I don't teach at an Ivy League university: I labor in the public sector. I have faithfully offered students (many from low-income families) one or two courses per semester (not counting sabbaticals) for the past 27 years. I am now rewarded with a mandatory furlough. I don't want additional time off. Though I teach Turedsday and Thursday mornings and host an office hour Wednesday afternoon, I nevertheless find time to conduct my research and to write.

I wonder if my fellow cultural anthropologists at Stanford have their wastepaper baskets emptied once every two weeks. Such is the situation here at the University of California. The other Ph.D.s and I are often forced to compress the trash with our feet so that the bin does not overflow.

Yes, I'm fortunate to teach in California in the Bay Area at the state's flagship university. Yes, I appreciate residing in an airy, Japanese-inspired home which boasts rock garden, small ornamental koi pond, and many floral varieties.
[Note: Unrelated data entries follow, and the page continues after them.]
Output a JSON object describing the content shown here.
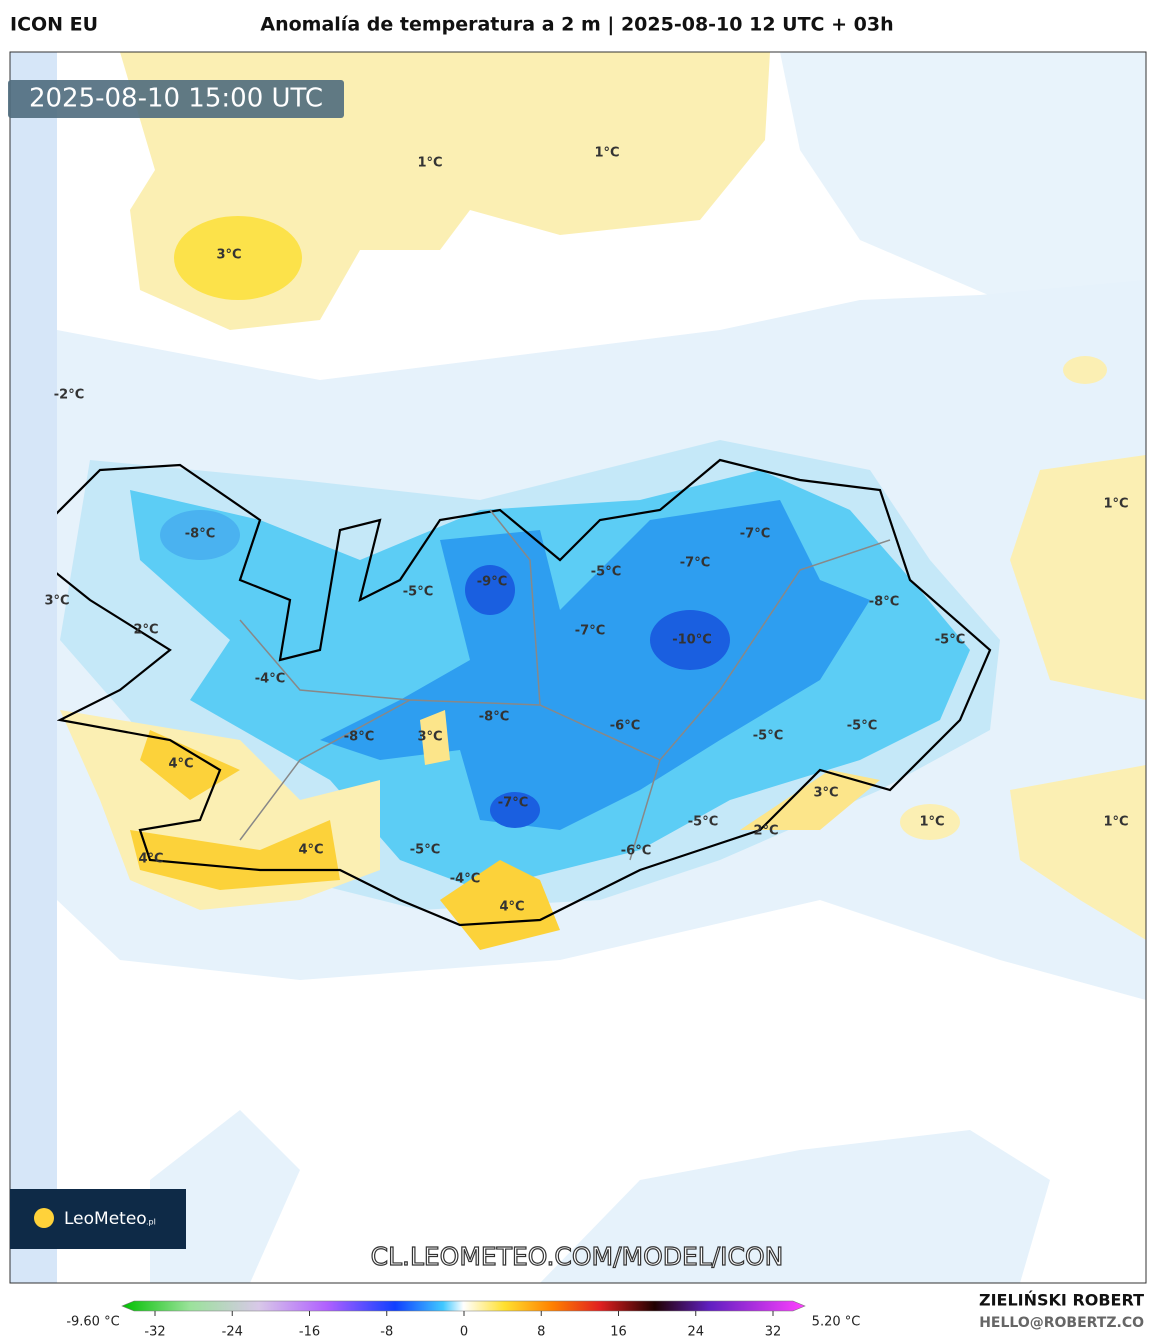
{
  "header": {
    "model": "ICON EU",
    "title": "Anomalía de temperatura a 2 m | 2025-08-10 12 UTC + 03h"
  },
  "timestamp": "2025-08-10 15:00 UTC",
  "map_labels": [
    "1°C",
    "1°C",
    "3°C",
    "-2°C",
    "1°C",
    "-8°C",
    "-7°C",
    "-5°C",
    "-7°C",
    "-9°C",
    "-5°C",
    "3°C",
    "-8°C",
    "2°C",
    "-7°C",
    "-10°C",
    "-5°C",
    "-4°C",
    "-8°C",
    "-6°C",
    "-5°C",
    "-8°C",
    "3°C",
    "-5°C",
    "4°C",
    "3°C",
    "-7°C",
    "1°C",
    "1°C",
    "-5°C",
    "2°C",
    "-5°C",
    "4°C",
    "-6°C",
    "4°C",
    "-4°C",
    "4°C"
  ],
  "logo": {
    "name": "LeoMeteo",
    "suffix": ".pl"
  },
  "watermark": "CL.LEOMETEO.COM/MODEL/ICON",
  "colorbar": {
    "min_label": "-9.60 °C",
    "max_label": "5.20 °C",
    "ticks": [
      -32,
      -24,
      -16,
      -8,
      0,
      8,
      16,
      24,
      32
    ]
  },
  "credits": {
    "author": "ZIELIŃSKI ROBERT",
    "contact": "HELLO@ROBERTZ.CO"
  }
}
Indeed, the 335 days of sunshine each year are a balm to my weary soul. But an 8% reduction in pay? When all is said and done, those striking Yale clerical workers put it best those many years ago: "You can't eat prestige."

One tires of hearing how "lucky" one is every time one picks up the newspaper. Barack Obama earns $400,000 per year and has perks too numerous to mention, but I can assure you he doesn't tamp down his watepaper basket every other week. For eight years our president was a blithering idiot and Obama's arrival was heralded as manna from Heaven. "How grateful we are to have a brilliant president," swooned the press. Forgive me for saying so, but I am one of the few people in these United States who's actually as smart as Barack Obama. And yet I earn less than half his salary. Where is the nation's gratitude for my presence on campus, for my years of public service?

If I were to defect to Penn or Columbia or even (God help me, Austin), my department would never be able to fill the resultant gap. Not at less than $150K per year and ever-diminishing pension funding (my TIAA-CREF annuity yield is currently down to 3.15%).

Anthropology is a little-understood field (often confused with archeology by the unlettered). Allow me to clarify my achievements. I graduated summa cum laude (this means with highest honors) from Haverford College (an elite school on the outskirts of Philadelphia). I then did graduate work at Cambridge (the one in England) and my thesis was published by Oxford University Press (again, in England). Do you still believe I am worth less than 1/87th the average salary of an adequate major league relief pitcher?

Unfortunately, I'm a sentimentalist and know that I'm not going to find a koi pond in Princeton. Maybe on the Seward Johnson estate, but even there it would freeze over four months per year. I love the bougainvillea that tumbles down my hillside, being greeted personally by Alice at Chez Panisse, my wild rose bushes, my bonsai, teak outbuildings, and, yes, I love (a few of) my (graduate-level) students. Perhaps, I'd best just wrap my kimono tighter, grit my teeth, and stay.